Monday, 21 January 2008: 9:00 AM
The Hydrological Cycle of the MJO: A Pathway to Prediction at Subseasonal Time Scales
223 (Ernest N. Morial Convention Center)
The Madden-Julian Oscillation (MJO) is the dominant form of intra-seasonal variability in the Tropics and it impacts a wide range of phenomena, such as El Nino/La Nina, Asian-Australian monsoons, mid-latitude weather, and tropical cyclones. Despite the prominent impacts of the MJO and its potential predictability with lead times on the order of weeks, our weather and climate models have a relatively poor representation of the MJO and our environmental predictions suffer from this shortcoming. To date, the large-scale MJO convection and circulation characteristics have been relatively well documented and in some cases understood.
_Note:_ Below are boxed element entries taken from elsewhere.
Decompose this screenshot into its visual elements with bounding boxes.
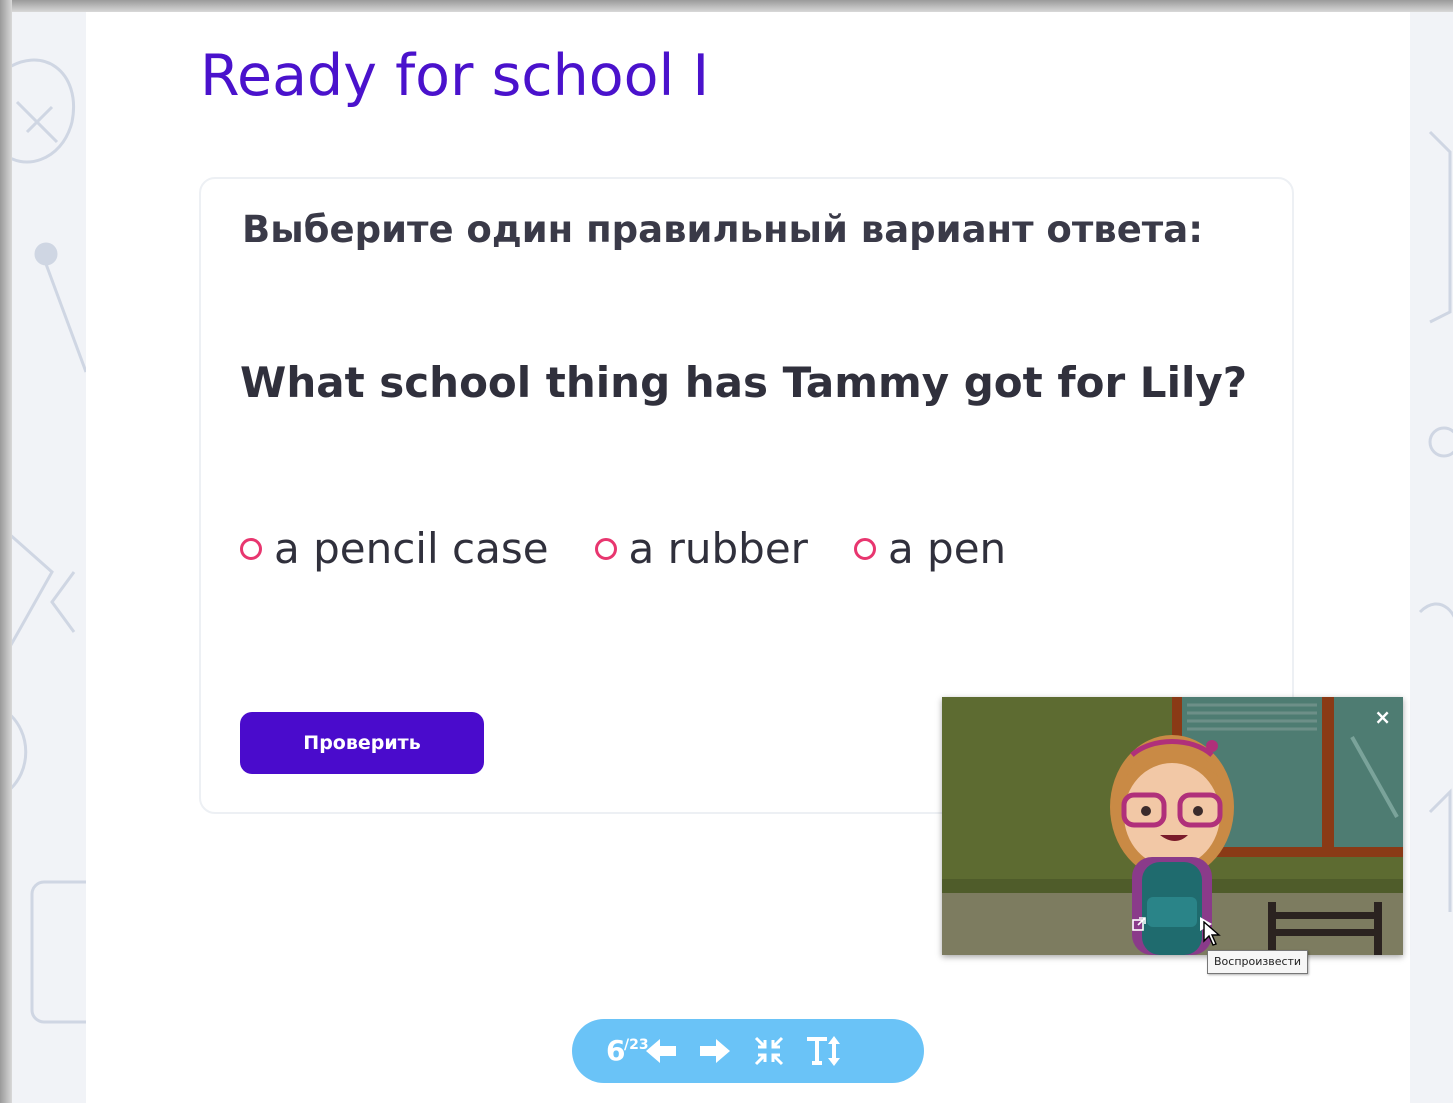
arrow-right-icon[interactable] — [697, 1033, 733, 1069]
collapse-icon[interactable] — [751, 1033, 787, 1069]
background-doodles-right — [1410, 12, 1453, 1103]
task-instruction: Выберите один правильный вариант ответа: — [242, 208, 1204, 251]
option-pencil-case[interactable]: a pencil case — [240, 520, 549, 578]
close-icon[interactable]: × — [1374, 705, 1391, 729]
option-label: a rubber — [628, 524, 808, 573]
slide-total: /23 — [624, 1037, 649, 1053]
radio-button[interactable] — [594, 538, 617, 560]
check-button[interactable]: Проверить — [240, 712, 484, 774]
slide-number: 6 — [606, 1034, 626, 1067]
answer-options: a pencil case a rubber a pen — [240, 520, 1052, 578]
option-rubber[interactable]: a rubber — [594, 520, 808, 578]
window-frame-left — [0, 0, 12, 1103]
arrow-left-icon[interactable] — [643, 1033, 679, 1069]
question-text: What school thing has Tammy got for Lily… — [240, 358, 1248, 407]
video-player[interactable]: × — [942, 697, 1403, 955]
text-size-icon[interactable] — [805, 1033, 841, 1069]
slide-toolbar: 6 /23 — [572, 1019, 924, 1083]
radio-button[interactable] — [240, 538, 262, 560]
radio-button[interactable] — [853, 538, 876, 560]
option-label: a pen — [887, 524, 1007, 573]
external-link-icon[interactable] — [1132, 917, 1146, 931]
option-label: a pencil case — [274, 524, 549, 573]
lesson-title: Ready for school I — [200, 43, 710, 109]
window-frame-top — [0, 0, 1453, 12]
option-pen[interactable]: a pen — [853, 520, 1007, 578]
background-doodles-left — [12, 12, 86, 1103]
video-frame — [942, 697, 1403, 955]
slide-counter: 6 /23 — [606, 1034, 649, 1067]
mouse-cursor-icon — [1203, 921, 1221, 946]
play-tooltip: Воспроизвести — [1207, 950, 1309, 974]
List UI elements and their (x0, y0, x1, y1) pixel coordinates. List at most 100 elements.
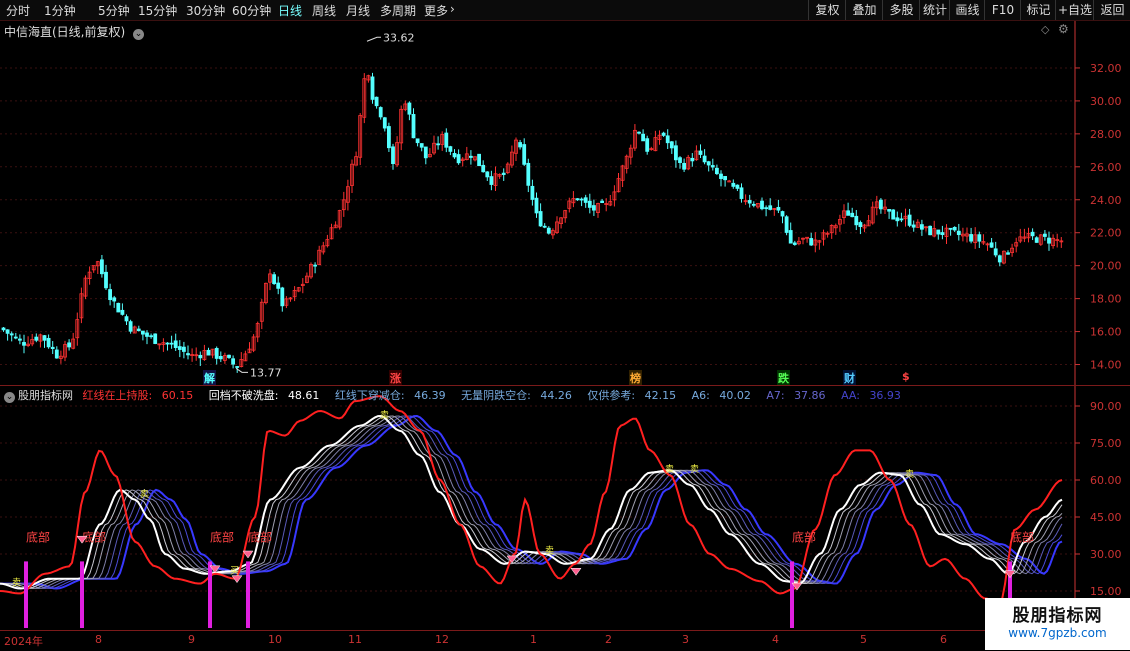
chevron-right-icon[interactable]: › (450, 2, 455, 16)
candle-body (669, 141, 674, 149)
candle-body (54, 349, 59, 359)
chevron-down-icon[interactable]: ⌄ (133, 29, 145, 40)
add-watchlist-button[interactable]: +自选 (1055, 0, 1094, 20)
candle-body (169, 342, 174, 345)
candle-body (391, 146, 395, 165)
candle-body (764, 207, 768, 210)
candle-body (674, 145, 678, 161)
time-label: 2024年 (4, 635, 43, 648)
stats-button[interactable]: 统计 (919, 0, 950, 20)
legend-item-3: 无量阴跌空仓: 44.26 (461, 389, 572, 402)
candle-body (809, 238, 814, 246)
period-tab-fenshi[interactable]: 分时 (6, 2, 30, 19)
period-tab-5min[interactable]: 5分钟 (98, 2, 130, 19)
candle-body (67, 342, 71, 348)
indicator-chart[interactable]: 90.0075.0060.0045.0030.0015.00底部 底部 底部 底部 底部… (0, 386, 1130, 630)
draw-line-button[interactable]: 画线 (949, 0, 985, 20)
period-tab-daily[interactable]: 日线 (278, 2, 302, 19)
bottom-signal-label: 底部 (792, 530, 816, 545)
candle-body (100, 259, 104, 275)
candle-body (407, 102, 412, 115)
period-tab-15min[interactable]: 15分钟 (138, 2, 177, 19)
candle-body (956, 230, 961, 236)
high-marker (366, 36, 381, 42)
candle-body (378, 107, 383, 118)
candle-body (1043, 233, 1047, 237)
candle-body (456, 154, 461, 164)
candle-body (370, 76, 375, 100)
event-jie[interactable]: 解 (203, 370, 216, 386)
candle-body (124, 316, 129, 322)
period-tab-weekly[interactable]: 周线 (312, 2, 336, 19)
candle-body (768, 205, 773, 210)
candle-body (276, 282, 281, 289)
candle-body (214, 347, 219, 359)
candle-body (518, 142, 522, 148)
bottom-signal-bar (80, 561, 84, 628)
candle-body (120, 309, 125, 315)
candle-body (702, 155, 707, 163)
candle-body (936, 229, 941, 235)
chevron-down-icon[interactable]: ⌄ (4, 392, 15, 403)
indicator-tick-label: 60.00 (1090, 474, 1122, 487)
candle-body (423, 146, 428, 159)
candle-body (104, 271, 108, 289)
candle-body (661, 132, 666, 136)
period-tab-30min[interactable]: 30分钟 (186, 2, 225, 19)
candle-body (727, 180, 732, 183)
overlay-button[interactable]: 叠加 (845, 0, 883, 20)
bottom-signal-label: 底部 (1010, 530, 1034, 545)
signal-label: 卖 (545, 546, 554, 557)
f10-button[interactable]: F10 (984, 0, 1021, 20)
candle-body (850, 212, 855, 218)
chart-title: 中信海直(日线,前复权) ⌄ (4, 23, 145, 40)
candle-body (747, 200, 752, 204)
signal-label: 卖 (905, 469, 914, 480)
event-die[interactable]: 跌 (777, 370, 790, 386)
period-tab-monthly[interactable]: 月线 (346, 2, 370, 19)
price-tick-label: 30.00 (1090, 95, 1122, 108)
candle-body (280, 287, 285, 307)
period-tab-1min[interactable]: 1分钟 (44, 2, 76, 19)
candle-body (698, 150, 703, 155)
candle-body (227, 354, 231, 358)
signal-label: 卖 (12, 578, 21, 589)
gear-icon[interactable]: ⚙ (1058, 22, 1069, 36)
candle-body (145, 332, 149, 337)
candle-body (587, 200, 592, 208)
candle-body (895, 217, 900, 222)
candle-body (173, 340, 178, 348)
candle-body (140, 330, 145, 335)
diamond-signal-icon (570, 568, 582, 576)
event-cai[interactable]: 财 (843, 370, 856, 386)
price-chart[interactable]: 32.00 30.00 28.00 26.00 24.00 22.00 20.00 18.00… (0, 21, 1130, 386)
indicator-name[interactable]: 股朋指标网 (18, 389, 73, 402)
candle-body (911, 224, 916, 228)
candle-body (854, 215, 859, 226)
indicator-tick-label: 30.00 (1090, 548, 1122, 561)
time-label: 8 (95, 633, 102, 646)
candle-body (452, 153, 457, 158)
diamond-icon[interactable]: ◇ (1041, 23, 1049, 36)
period-tab-more[interactable]: 更多 (424, 2, 448, 19)
event-bang[interactable]: 榜 (629, 370, 642, 386)
candle-body (879, 199, 883, 210)
event-dollar[interactable]: $ (901, 370, 911, 383)
back-button[interactable]: 返回 (1093, 0, 1130, 20)
candle-body (788, 230, 793, 244)
candle-body (50, 346, 55, 350)
candle-body (739, 187, 744, 199)
period-tab-60min[interactable]: 60分钟 (232, 2, 271, 19)
time-label: 5 (860, 633, 867, 646)
fuquan-button[interactable]: 复权 (808, 0, 846, 20)
candle-body (928, 225, 932, 236)
event-zhang[interactable]: 涨 (389, 370, 402, 386)
candle-body (575, 198, 580, 201)
multi-stock-button[interactable]: 多股 (882, 0, 920, 20)
mark-button[interactable]: 标记 (1020, 0, 1056, 20)
candle-body (468, 155, 473, 158)
period-tab-multi[interactable]: 多周期 (380, 2, 416, 19)
toolbar: 分时 1分钟 5分钟 15分钟 30分钟 60分钟 日线 周线 月线 多周期 更… (0, 0, 1130, 21)
time-label: 9 (188, 633, 195, 646)
low-marker (235, 367, 248, 373)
For the most part, these studies have focused on quantities such as upper and lower level winds, outgoing longwave radiation and precipitation, and surface heat budget processes. In recent years, a number of studies have also documented aspects of the MJO's vertical structure impacts on biology and composition. In this study, we focus on the hydrological cycle of the MJO. With the addition of a number of new satellite products in recent years, it is possible to more completely describe most aspects of the hydrological cycle of the MJO. We build on recent work with AIRS water vapor and MLS cloud ice profiles to document and discuss the variations in rainfall (TRMM, CMAP), surface evaporation (derived via SSM/I etc), vertical profiles of moisture (AIRS), column moisture convergence (QuikScat, SSM/I), and cloud liquid (SSM/I) and ice water (MLS).